Magnetic Resonance Imaging (MRI)

MRI is a fantastic tool. It’s a kind of like an x-ray, without the radiation of the x-ray.The picture comes from atoms within cells, arranged in a magnetic field. After they’ve all lined up in the field, if you bump them and then get out of the way, they all return to the arrangement they had in the magnetic field in the first place. You “bump them” with a pulse of energy, and when they relax back to where they were, they give off some of that energy. Highly sensitive “cameras” pick up that energy.

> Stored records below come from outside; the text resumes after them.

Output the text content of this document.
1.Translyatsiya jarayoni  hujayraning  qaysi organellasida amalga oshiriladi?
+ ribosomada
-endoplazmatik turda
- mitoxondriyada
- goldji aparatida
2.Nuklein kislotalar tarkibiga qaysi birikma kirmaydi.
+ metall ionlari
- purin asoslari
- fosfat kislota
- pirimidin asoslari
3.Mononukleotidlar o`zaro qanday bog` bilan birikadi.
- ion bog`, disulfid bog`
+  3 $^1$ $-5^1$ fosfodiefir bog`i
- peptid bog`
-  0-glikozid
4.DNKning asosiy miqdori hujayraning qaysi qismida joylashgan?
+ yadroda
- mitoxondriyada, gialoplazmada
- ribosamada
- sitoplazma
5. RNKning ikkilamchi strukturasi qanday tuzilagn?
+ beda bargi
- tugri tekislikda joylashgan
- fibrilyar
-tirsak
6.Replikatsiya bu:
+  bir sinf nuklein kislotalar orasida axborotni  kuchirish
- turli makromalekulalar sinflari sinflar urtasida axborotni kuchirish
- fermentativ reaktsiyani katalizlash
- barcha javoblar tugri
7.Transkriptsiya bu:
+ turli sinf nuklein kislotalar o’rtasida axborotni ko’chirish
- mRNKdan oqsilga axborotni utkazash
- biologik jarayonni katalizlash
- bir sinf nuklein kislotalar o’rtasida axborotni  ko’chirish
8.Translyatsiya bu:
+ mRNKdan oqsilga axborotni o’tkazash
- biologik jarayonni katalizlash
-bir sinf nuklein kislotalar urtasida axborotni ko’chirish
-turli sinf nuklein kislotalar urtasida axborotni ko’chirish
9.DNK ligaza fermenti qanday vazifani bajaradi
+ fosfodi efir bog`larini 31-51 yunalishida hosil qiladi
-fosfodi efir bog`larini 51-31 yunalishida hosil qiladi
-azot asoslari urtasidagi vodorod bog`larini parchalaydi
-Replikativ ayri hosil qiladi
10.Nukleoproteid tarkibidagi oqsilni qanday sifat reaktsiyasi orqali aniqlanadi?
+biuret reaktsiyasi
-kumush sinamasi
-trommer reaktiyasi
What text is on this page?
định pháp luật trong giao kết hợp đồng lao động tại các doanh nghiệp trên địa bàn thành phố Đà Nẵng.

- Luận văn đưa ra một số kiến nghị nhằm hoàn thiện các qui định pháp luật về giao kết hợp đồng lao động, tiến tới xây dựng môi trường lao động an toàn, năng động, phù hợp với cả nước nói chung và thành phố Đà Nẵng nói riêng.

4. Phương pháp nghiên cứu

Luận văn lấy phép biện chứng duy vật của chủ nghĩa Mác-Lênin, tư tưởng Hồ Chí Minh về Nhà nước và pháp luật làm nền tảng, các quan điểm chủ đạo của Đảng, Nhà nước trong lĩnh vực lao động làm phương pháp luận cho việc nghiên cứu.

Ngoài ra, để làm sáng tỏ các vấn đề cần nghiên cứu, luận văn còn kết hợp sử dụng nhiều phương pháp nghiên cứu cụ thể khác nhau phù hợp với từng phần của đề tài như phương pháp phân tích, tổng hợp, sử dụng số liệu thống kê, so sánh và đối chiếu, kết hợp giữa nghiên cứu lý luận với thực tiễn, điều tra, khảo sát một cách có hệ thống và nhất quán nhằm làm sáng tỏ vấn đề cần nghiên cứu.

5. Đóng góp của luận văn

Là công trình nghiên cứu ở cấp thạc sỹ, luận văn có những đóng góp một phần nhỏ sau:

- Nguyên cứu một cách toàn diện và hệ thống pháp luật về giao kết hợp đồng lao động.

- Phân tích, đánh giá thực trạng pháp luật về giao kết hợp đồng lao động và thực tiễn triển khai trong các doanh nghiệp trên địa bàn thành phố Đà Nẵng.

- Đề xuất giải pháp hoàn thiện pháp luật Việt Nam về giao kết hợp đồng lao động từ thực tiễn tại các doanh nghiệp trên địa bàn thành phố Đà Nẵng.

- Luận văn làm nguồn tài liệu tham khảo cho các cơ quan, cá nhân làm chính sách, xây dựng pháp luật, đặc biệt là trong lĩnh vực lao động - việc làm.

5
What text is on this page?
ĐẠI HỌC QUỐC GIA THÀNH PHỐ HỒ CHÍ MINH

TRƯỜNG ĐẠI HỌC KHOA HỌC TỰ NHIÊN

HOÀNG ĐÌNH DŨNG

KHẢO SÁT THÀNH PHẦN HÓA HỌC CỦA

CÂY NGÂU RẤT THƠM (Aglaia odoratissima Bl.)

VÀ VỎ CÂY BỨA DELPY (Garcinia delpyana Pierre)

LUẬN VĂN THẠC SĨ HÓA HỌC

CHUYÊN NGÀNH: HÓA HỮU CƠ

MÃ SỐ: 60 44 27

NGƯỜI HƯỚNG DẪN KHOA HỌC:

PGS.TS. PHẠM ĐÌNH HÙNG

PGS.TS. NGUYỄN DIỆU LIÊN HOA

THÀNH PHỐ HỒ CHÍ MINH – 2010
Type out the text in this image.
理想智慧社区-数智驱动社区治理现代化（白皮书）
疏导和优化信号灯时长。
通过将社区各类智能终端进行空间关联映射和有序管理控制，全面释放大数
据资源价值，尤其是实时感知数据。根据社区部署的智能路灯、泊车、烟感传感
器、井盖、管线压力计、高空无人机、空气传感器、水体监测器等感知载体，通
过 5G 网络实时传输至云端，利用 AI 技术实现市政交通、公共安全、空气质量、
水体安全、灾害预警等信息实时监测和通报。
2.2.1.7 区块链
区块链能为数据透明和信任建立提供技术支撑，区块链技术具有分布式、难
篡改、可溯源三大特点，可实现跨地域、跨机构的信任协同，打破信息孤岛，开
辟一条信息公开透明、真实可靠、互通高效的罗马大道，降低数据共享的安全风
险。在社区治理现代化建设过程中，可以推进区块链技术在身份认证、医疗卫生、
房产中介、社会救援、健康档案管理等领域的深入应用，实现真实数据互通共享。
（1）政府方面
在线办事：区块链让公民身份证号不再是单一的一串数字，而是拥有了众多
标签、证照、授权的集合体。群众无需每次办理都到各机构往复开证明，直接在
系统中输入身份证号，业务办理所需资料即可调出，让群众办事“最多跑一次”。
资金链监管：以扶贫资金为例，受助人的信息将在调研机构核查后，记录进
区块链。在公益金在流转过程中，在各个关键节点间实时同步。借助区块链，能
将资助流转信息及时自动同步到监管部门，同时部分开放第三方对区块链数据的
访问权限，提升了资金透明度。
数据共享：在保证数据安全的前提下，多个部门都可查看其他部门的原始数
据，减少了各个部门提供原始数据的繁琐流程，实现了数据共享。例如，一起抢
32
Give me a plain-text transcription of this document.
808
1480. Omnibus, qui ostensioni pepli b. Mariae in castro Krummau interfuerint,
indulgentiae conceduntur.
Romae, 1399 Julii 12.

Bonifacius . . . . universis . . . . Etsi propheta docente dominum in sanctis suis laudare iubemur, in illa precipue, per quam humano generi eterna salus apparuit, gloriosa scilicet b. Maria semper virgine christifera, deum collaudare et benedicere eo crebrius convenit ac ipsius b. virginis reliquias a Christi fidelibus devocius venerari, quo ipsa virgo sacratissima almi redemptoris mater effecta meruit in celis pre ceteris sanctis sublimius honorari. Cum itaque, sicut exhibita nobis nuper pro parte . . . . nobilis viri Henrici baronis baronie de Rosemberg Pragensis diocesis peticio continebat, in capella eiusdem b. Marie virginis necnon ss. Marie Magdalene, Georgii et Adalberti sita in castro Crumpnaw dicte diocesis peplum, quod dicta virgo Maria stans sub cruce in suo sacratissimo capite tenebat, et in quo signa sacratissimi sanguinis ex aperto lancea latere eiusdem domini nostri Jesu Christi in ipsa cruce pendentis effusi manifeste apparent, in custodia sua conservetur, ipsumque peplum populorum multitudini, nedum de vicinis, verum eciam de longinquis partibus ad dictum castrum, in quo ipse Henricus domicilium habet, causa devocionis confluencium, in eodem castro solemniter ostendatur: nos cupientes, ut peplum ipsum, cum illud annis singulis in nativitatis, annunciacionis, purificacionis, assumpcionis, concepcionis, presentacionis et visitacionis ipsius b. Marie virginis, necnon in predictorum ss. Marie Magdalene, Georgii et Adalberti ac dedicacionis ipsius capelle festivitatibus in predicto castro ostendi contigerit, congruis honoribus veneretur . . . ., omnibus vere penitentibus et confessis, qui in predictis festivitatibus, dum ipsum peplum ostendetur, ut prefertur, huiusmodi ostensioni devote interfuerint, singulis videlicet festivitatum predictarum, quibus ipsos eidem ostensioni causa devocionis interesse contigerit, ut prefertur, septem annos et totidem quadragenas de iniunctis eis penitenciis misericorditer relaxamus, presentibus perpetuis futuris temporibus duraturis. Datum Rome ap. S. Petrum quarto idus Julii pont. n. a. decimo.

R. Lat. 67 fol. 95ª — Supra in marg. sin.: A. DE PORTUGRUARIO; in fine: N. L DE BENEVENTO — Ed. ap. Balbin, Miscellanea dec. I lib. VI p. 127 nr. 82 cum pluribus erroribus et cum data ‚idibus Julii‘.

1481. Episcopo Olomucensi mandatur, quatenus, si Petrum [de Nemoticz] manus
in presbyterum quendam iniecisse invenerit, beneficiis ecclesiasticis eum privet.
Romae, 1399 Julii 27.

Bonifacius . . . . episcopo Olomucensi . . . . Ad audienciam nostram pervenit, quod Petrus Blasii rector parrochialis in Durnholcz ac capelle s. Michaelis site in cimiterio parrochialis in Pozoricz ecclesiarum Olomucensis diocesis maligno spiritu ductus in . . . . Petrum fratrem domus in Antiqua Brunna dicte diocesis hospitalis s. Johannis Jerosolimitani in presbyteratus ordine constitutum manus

The atoms will give off that energy in different ways depending on what kind of tissue they are in. If they’re in water, such as in blood, they give back a certain signal; but if they’re in bone, a different signal; and in brain cells, a different one yet. The cameras, and the computers to which they’re connected, sort out those different signals into an image of bone, water and cells. And there you have an image.

It takes a big (we’re talking really big) magnet to arrange the atoms in the first place, then a lot of cameras to catch the energy coming off as the atoms relax, then a big computer to assemble that information into an image. So these MRI machines are expensive to build, own, operate, and repair. The cost is part of our increasing national medical budget, as hospitals compete with each other buying bigger and better machines. The next machine “everybody will want to have” is a PET scanner, which is like this MRI — but instead of the magnet creating the energy that the cameras measure, the cameras measure radiation from an atom that’s been joined to sugar injected into the person’s blood.